Poco a poco la excitación fue cediendo. No tenía idea de la hora. No había oído la corneta de la Batería ni para la retreta ni para el silencio, y sin embargo allí estaba la noche rodeándole con todas sus estrellas, con toda su plenitud. Y los invitados de abajo ya habían acabado de cenar, puesto que ahora oía a las señoras charlando bajo el porche mientras que las voces de los hombres continuaban en el comedor.
Y él estaba cansado, muy cansado. Empezó a desear que todos los invitados se marchasen y que el padre subiese, al fin, a darle la paliza prometida. Pensaba aguantarla a pie firme, sin rechistar. Poule mouillée… ¡Ya verían! Deseaba llevar marcada la cara cuando encontrase nuevamente a sus amigos. No sabía por qué, pero lo deseaba. Nuevamente se inclinó hacia las voces de abajo. Una mujer decía: «Si quieres te enseño a hacer una mañanita para recién nacida. Es una monada».

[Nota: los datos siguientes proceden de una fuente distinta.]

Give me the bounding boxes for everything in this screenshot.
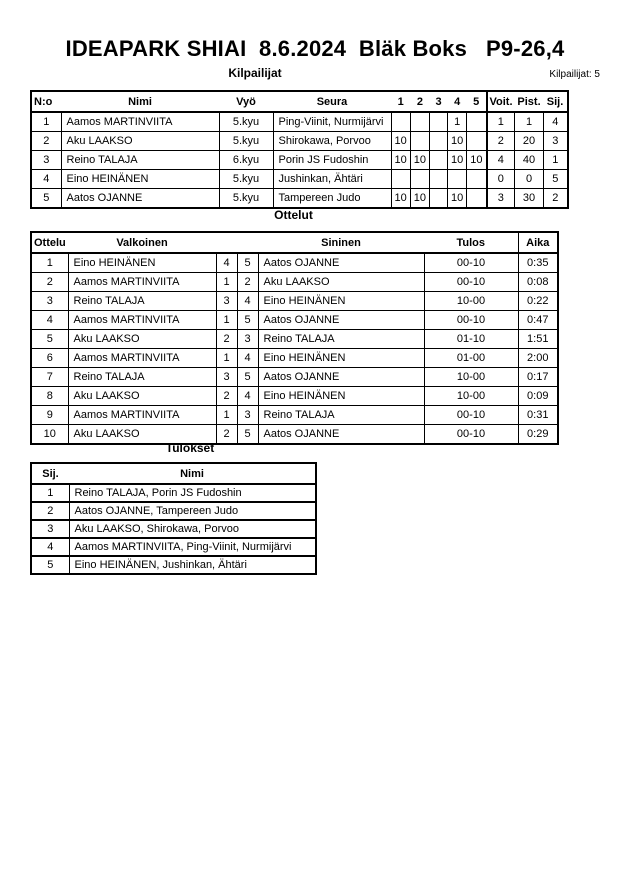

Y Adela contestó: «Yo no quiero niña. Mi mamá me escribió que por las cuentas yo tendré un varón».
Después las mujeres hablaron todas a la vez como siempre ocurría. Martín bostezó. Una voz masculina llegó desde la ventana de abajo: «Veinte en copas».
Martín se echó en su cama. Al otro lado de la cama, abierto en el suelo, estaba el álbum de dibujo. El chico, las manos cruzadas bajo la cabeza, se fue adormilando.
Se espabiló con cierta angustia al marcharse los invitados. Oyó sus voces y sus pasos calle adelante. Los pasos del padre y de Adela en el jardín, luego la voz de Adela:
– La cursi esa de la comandanta tiene a menos venir a las reuniones.
Después cerraron las maderas.
Martín escuchaba. De pronto se oyeron nuevos gritos de Adela; llegaban clarísimos a pesar de las ventanas cerradas.
– ¡Mi perfume, huele, huele, Eugenio, todo el perfume desperdiciado! Asquerosos, sinvergüenzas… La Guardia Civil tenía que echar a ésos de la casa del inglés. ¡Mal rayo les parta! Y al escuchimizado de tu hijo también.
– ¡Coño, calla ya con el perfume! Ya se comprará otro. ¡A dormir, coño, a dormir que no es para tanto!
El perfume debía de llenar toda la casa. Martín aún lo sentía en la nariz.
Pero el padre no subió a pegarle. Cerró las puertas y apagó las luces. Martín quedó en tensión unos momentos hasta que el gran silencio se apoderó de todo y poco a poco volvieron los ruidos de la noche a sus oídos, los grillos, los ladridos espaciados y también el olor, aquel olor del jazminero invisible que llegaba a ráfagas.